Digital Asset Company developed the Canton Network, with Goldman Sachs as the main investor. Surprisingly, even outside financial institutions are participating. The European Investment Bank (EIB) has issued its second digital bond in euro currency on Canton.

On permissionless blockchain networks, the tokenized bond market is worth around $630.2 million, with an average yield of 5.25%. Notably, German technology group Siemens used Polygon to issue the first corporate digital bond worth 60 million euros, with a term of one year.

dApp RWA, as an extension of popular lending app AAVE, has a market size of 7 million USD. Suffice it to say, it's all very small compared to the figure of $1 billion. This is why the scope of the global RWA market is in the pricing phase and is subject to many uncertainties. Meanwhile, Boston Consulting Group predicts on-chain RWA activity to grow from $4 trillion to $16 trillion by 2030.

The rise in retail trading, as seen through Discord servers focused on stock trading, also has the potential to pave the way into the world of RWA. According to CySEC, nearly 22% of retail investors get trading ideas from social media platforms. Furthermore, these communities serve as incubators for innovative ideas, so it's not hard to see tokenized RWAs getting attention there too – in this new 'home' of the house. retail transactions.

In the near future, as a percentage of global GDP, the tokenization market will reach 2.5% by 2025, mainly equity and bonds. True adoption will be seen with more diverse “other tokenable assets” than in the late 2020s.

Besides blockchain assets and cryptocurrencies, understanding traditional financial instruments such as options trading is important as they continue to play a role in market dynamics. Their coexistence and potential synergies with tokenized assets could become an attractive area of ​​research and investment as this new era of financial diversification unfolds.
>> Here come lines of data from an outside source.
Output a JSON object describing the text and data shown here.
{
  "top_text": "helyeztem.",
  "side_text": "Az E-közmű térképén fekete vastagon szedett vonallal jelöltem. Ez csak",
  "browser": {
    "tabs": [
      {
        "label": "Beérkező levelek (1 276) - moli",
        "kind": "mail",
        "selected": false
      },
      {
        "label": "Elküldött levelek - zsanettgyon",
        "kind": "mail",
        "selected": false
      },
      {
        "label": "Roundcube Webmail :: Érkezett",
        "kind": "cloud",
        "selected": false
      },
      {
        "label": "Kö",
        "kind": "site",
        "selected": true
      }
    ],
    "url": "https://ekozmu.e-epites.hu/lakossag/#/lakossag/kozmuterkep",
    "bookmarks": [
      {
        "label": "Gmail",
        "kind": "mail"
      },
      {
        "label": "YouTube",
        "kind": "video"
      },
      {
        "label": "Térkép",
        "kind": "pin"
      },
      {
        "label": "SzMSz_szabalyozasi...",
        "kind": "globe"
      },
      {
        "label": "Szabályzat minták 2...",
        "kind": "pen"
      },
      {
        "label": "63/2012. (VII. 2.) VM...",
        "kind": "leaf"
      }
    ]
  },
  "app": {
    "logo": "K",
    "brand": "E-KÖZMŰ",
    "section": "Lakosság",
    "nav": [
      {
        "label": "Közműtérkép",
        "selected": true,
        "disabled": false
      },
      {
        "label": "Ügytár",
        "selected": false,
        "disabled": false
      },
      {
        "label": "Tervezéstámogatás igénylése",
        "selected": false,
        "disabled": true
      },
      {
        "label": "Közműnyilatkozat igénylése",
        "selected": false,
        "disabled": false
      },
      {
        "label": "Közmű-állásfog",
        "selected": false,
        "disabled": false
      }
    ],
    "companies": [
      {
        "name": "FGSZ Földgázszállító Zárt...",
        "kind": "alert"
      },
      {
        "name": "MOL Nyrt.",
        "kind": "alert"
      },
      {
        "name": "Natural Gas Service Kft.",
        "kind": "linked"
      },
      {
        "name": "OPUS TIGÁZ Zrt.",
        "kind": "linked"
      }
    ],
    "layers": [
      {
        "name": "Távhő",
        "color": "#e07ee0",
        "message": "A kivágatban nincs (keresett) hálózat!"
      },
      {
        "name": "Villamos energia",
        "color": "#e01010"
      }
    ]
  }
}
Image by Boston Consulting Group The ultimate goal of RWAs: A complete economy

Due to the restrictions remaining after the crypto winter, banks' suspension of cryptocurrency services and the FED's interest rate hike cycle have made capital even more scarce. However, according to the World Economic Forum (WEF), the world is completely ready for tokenization. While professor Jason Potts from RMIT University said that the ultimate goal of tokenization is to “recreate real-world social infrastructure into the digital world.”

According to the 2030 Agenda, Prof. Potts envisions a new type of commerce that seamlessly combines the physical and digital economies into a “computable economy.” That's the final cog in the encryption puzzle. If all assets in the world were encrypted and accessible on a public ledger, this would create a “complete economy.”

Even so, the growth of the RWA market also depends on support from regulatory agencies and legal regulations. Real world assets, such as real estate and bonds, are often subject to a variety of legal regulations. Tokenizing RWAs therefore requires a close collaboration between the cryptocurrency industry and regulators.

Regulators must ensure that the tokenization of these assets complies with regulations on consumer protection, preventing money laundering and terrorist financing, and ensuring transaction transparency and security. . Additionally, the involvement of central banks and fiscal authorities is needed to ensure the stability of RWA tokens and prevent extreme price fluctuations.